ESRA Mallorca

English-Speaking Residents′ Association - Mallorca

Oct 31, 2020

Bird of the Month - April 2015

Sheer delight, the Shearwaters

There is a particular type of birdwatcher known as a "seawatcher" and they are a very devoted if somewhat eccentric bunch of enthusiasts. They can be seen huddled against bits of rock on the coast around the UK in all weathers, usually on the promontories affectionately known as the "sticky-out-bits" I have done a fair amount of seawatching in my time but it´s a acquired taste as all you can see are distant dots whizzing across the horizon as your teeth chatter in the inevitable cold conditions. "Oh to get a bit closer"I always used to think so imagine my delight when I was offered a trip on one of the first pelagic tours around the Island of Cabrera. 

I jumped at the chance and joined 25 other expectant birders all kitted out with long lenses and full wet weather gear. The boat was a good size and mighty powerful and we left a huge white wake behind us as we sped out of the Colonia Sant Jordi.

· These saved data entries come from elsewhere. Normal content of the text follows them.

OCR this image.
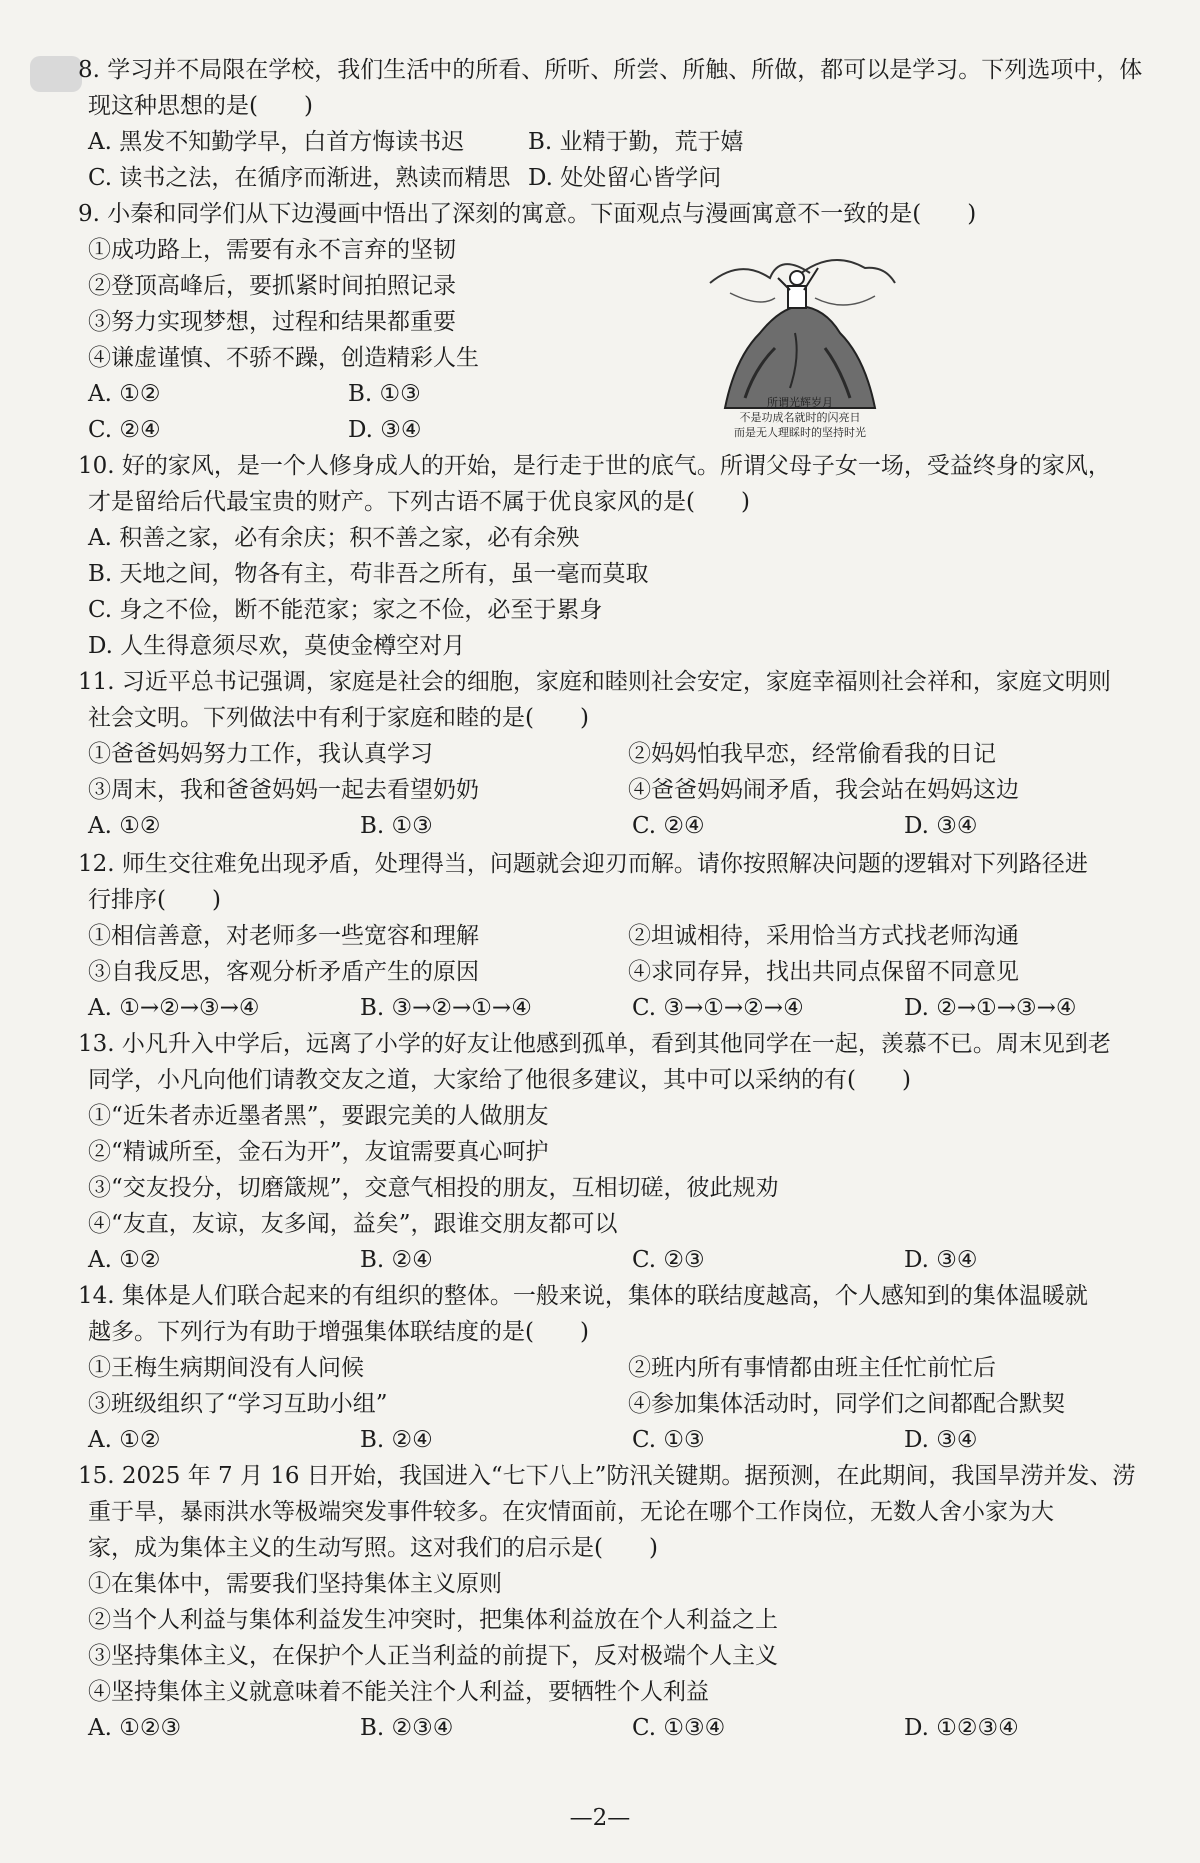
8. 学习并不局限在学校，我们生活中的所看、所听、所尝、所触、所做，都可以是学习。下列选项中，体
现这种思想的是(　　)
A. 黑发不知勤学早，白首方悔读书迟	B. 业精于勤，荒于嬉
C. 读书之法，在循序而渐进，熟读而精思 D. 处处留心皆学问
9. 小秦和同学们从下边漫画中悟出了深刻的寓意。下面观点与漫画寓意不一致的是(　　)
①成功路上，需要有永不言弃的坚韧
②登顶高峰后，要抓紧时间拍照记录
③努力实现梦想，过程和结果都重要
④谦虚谨慎、不骄不躁，创造精彩人生
A. ①②	B. ①③
C. ②④	D. ③④
所谓光辉岁月
不是功成名就时的闪亮日
而是无人理睬时的坚持时光
10. 好的家风，是一个人修身成人的开始，是行走于世的底气。所谓父母子女一场，受益终身的家风，
才是留给后代最宝贵的财产。下列古语不属于优良家风的是(　　)
A. 积善之家，必有余庆；积不善之家，必有余殃
B. 天地之间，物各有主，苟非吾之所有，虽一毫而莫取
C. 身之不俭，断不能范家；家之不俭，必至于累身
D. 人生得意须尽欢，莫使金樽空对月
11. 习近平总书记强调，家庭是社会的细胞，家庭和睦则社会安定，家庭幸福则社会祥和，家庭文明则
社会文明。下列做法中有利于家庭和睦的是(　　)
①爸爸妈妈努力工作，我认真学习	②妈妈怕我早恋，经常偷看我的日记
③周末，我和爸爸妈妈一起去看望奶奶	④爸爸妈妈闹矛盾，我会站在妈妈这边
A. ①②	B. ①③	C. ②④	D. ③④
12. 师生交往难免出现矛盾，处理得当，问题就会迎刃而解。请你按照解决问题的逻辑对下列路径进
行排序(　　)
①相信善意，对老师多一些宽容和理解	②坦诚相待，采用恰当方式找老师沟通
③自我反思，客观分析矛盾产生的原因	④求同存异，找出共同点保留不同意见
A. ①→②→③→④	B. ③→②→①→④	C. ③→①→②→④	D. ②→①→③→④
13. 小凡升入中学后，远离了小学的好友让他感到孤单，看到其他同学在一起，羡慕不已。周末见到老
同学，小凡向他们请教交友之道，大家给了他很多建议，其中可以采纳的有(　　)
①“近朱者赤近墨者黑”，要跟完美的人做朋友
②“精诚所至，金石为开”，友谊需要真心呵护
③“交友投分，切磨箴规”，交意气相投的朋友，互相切磋，彼此规劝
④“友直，友谅，友多闻，益矣”，跟谁交朋友都可以
A. ①②	B. ②④	C. ②③	D. ③④
14. 集体是人们联合起来的有组织的整体。一般来说，集体的联结度越高，个人感知到的集体温暖就
越多。下列行为有助于增强集体联结度的是(　　)
①王梅生病期间没有人问候	②班内所有事情都由班主任忙前忙后
③班级组织了“学习互助小组”	④参加集体活动时，同学们之间都配合默契
A. ①②	B. ②④	C. ①③	D. ③④
15. 2025 年 7 月 16 日开始，我国进入“七下八上”防汛关键期。据预测，在此期间，我国旱涝并发、涝
重于旱，暴雨洪水等极端突发事件较多。在灾情面前，无论在哪个工作岗位，无数人舍小家为大
家，成为集体主义的生动写照。这对我们的启示是(　　)
①在集体中，需要我们坚持集体主义原则
②当个人利益与集体利益发生冲突时，把集体利益放在个人利益之上
③坚持集体主义，在保护个人正当利益的前提下，反对极端个人主义
④坚持集体主义就意味着不能关注个人利益，要牺牲个人利益
A. ①②③	B. ②③④	C. ①③④	D. ①②③④
—2—
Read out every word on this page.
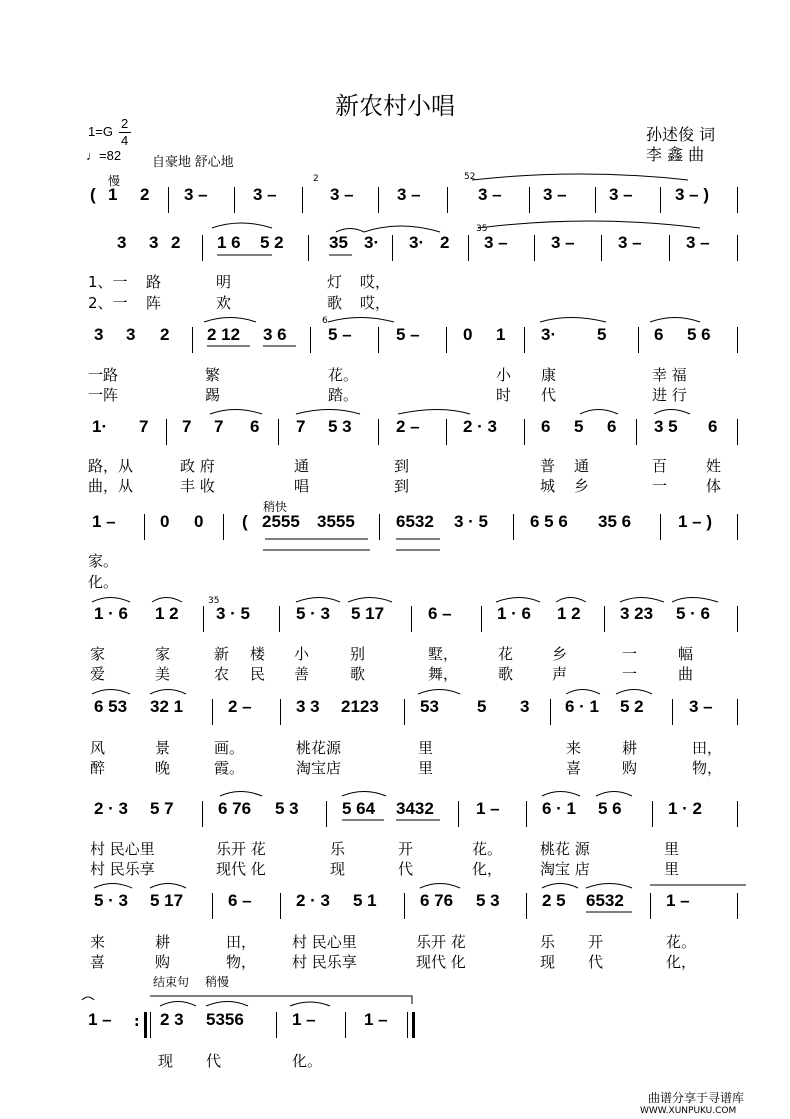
新农村小唱
1=G
2
4
♩=82 自豪地 舒心地
孙述俊 词
李 鑫 曲
慢	2	52
35
6
35
稍快
结束句 稍慢
( 1 2 3 –	3 –	3 –	3 –	3 – 3 – 3 – 3 – )
3 3 2 1 6 5 2	35 3· 3· 2 3 –	3 –	3 –	3 –
1、一 路	明	灯 哎，
2、一 阵	欢	歌 哎，
3 3 2 2 12 3 6 5 –	5 –	0 1 3· 5	6 5 6
一路	繁	花。	小 康	幸 福
一阵	踢	踏。	时 代	进 行
1· 7 7 7 6 7 5 3	2 –	2 · 3	6 5 6 3 5 6
路，从	政 府	通	到	普 通	百	姓
曲，从	丰 收	唱	到	城 乡	一	体
1 –	0 0 ( 2555 3555 6532 3 · 5 6 5 6 35 6	1 – )
家。
化。
1 · 6 1 2 3 · 5	5 · 3 5 17	6 –	1 · 6 1 2 3 23 5 · 6
家	家	新 楼 小	别	墅，	花	乡	一	幅
爱	美	农 民 善	歌	舞，	歌	声	一	曲
6 53 32 1	2 –	3 3 2123 53 5 3 6 · 1 5 2	3 –
风	景	画。	桃花源	里	来	耕	田，
醉	晚	霞。	淘宝店	里	喜	购	物，
2 · 3 5 7	6 76 5 3	5 64 3432 1 – 6 · 1 5 6	1 · 2
村 民心里	乐开 花	乐	开	花。	桃花 源	里
村 民乐享	现代 化	现	代	化，	淘宝 店	里
5 · 3 5 17	6 –	2 · 3 5 1	6 76 5 3 2 5 6532 1 –
来	耕	田， 村 民心里	乐开 花	乐 开	花。
喜	购	物， 村 民乐享	现代 化	现 代	化，
1 – : 2 3 5356	1 –	1 –
现 代	化。
曲谱分享于寻谱库
WWW.XUNPUKU.COM
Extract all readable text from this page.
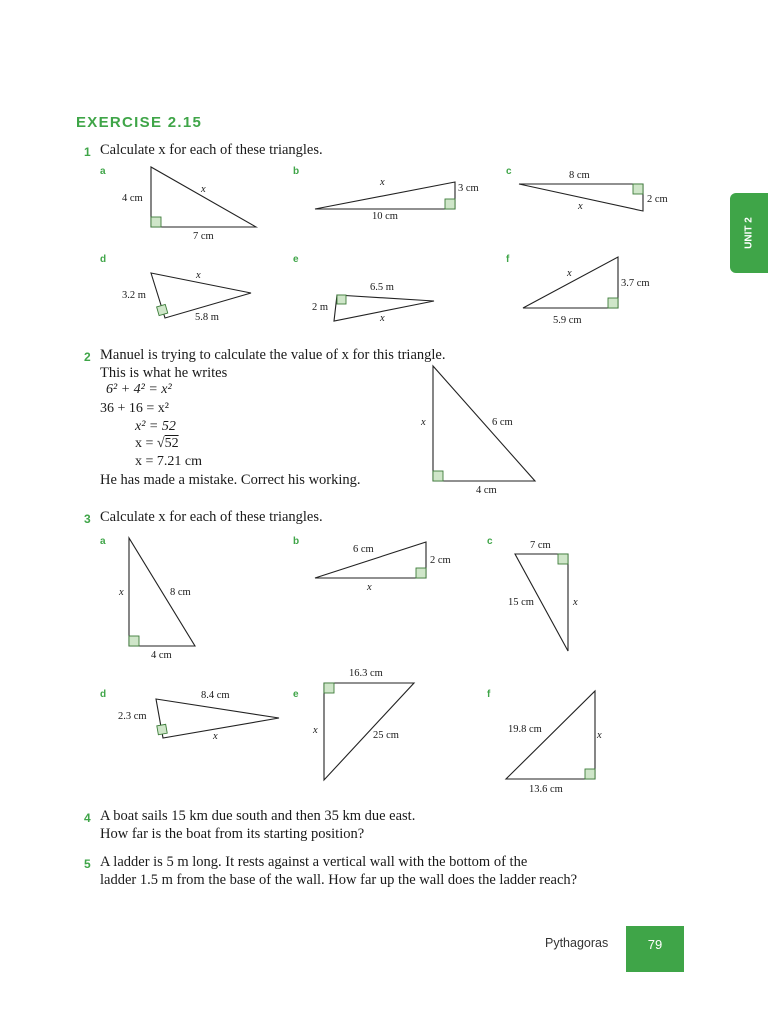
EXERCISE 2.15
UNIT 2
1 Calculate x for each of these triangles.
a
4 cm
x
7 cm
b
x
3 cm
10 cm
c	8 cm
2 cm
x
d
x
3.2 m
5.8 m
e
6.5 m
2 m
x
f
x
3.7 cm
5.9 cm
2 Manuel is trying to calculate the value of x for this triangle.
This is what he writes
6² + 4² = x²
36 + 16 = x²
x² = 52
x = √52
x = 7.21 cm
He has made a mistake. Correct his working.
x	6 cm
4 cm
3 Calculate x for each of these triangles.
a
x	8 cm
4 cm
b
6 cm
2 cm
x
c	7 cm
15 cm	x
d	8.4 cm
2.3 cm
x
e
16.3 cm
x	25 cm
f
19.8 cm
x
13.6 cm
4 A boat sails 15 km due south and then 35 km due east.
How far is the boat from its starting position?
5 A ladder is 5 m long. It rests against a vertical wall with the bottom of the
ladder 1.5 m from the base of the wall. How far up the wall does the ladder reach?
Pythagoras	79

The staff began to cut up the rotting fish for throwing over the side. This delightful practice is known as "chumming" and the more rotten the fish the better. The only problem is that if you are prone to sea-sickness then the stench does not really help.

The amazing thing is that there was hardly a bird in sight but withing minutes we had a very large gathering of gulls who had seemingly appeared out of nowhere to devour the tit-bits that we left trailing behind. Then came what we were hoping for, Scopoli´s Shearwaters began to glide gracefully alongside the boat and I was nearly able to touch the end of their long slender wings, what fabulous birds they are. They glide on winds for hours on end and hardly ever flap. There name comes from their wing tips which frequently touch the water, hence "shearing" the surface of the sea.

Then a shout went up as the first Great Skua, or "Bonxie", appeared in the crowd of now well fed gulls. Camera shutters whirred away and many of the group were seeing this monster parasite for the first time.

We cruised around the back of the Island on a perfectly calm sea noting all the outcrops, it´s amazing just how many there are out there.

What a perfect way to end a most enjoyable day out.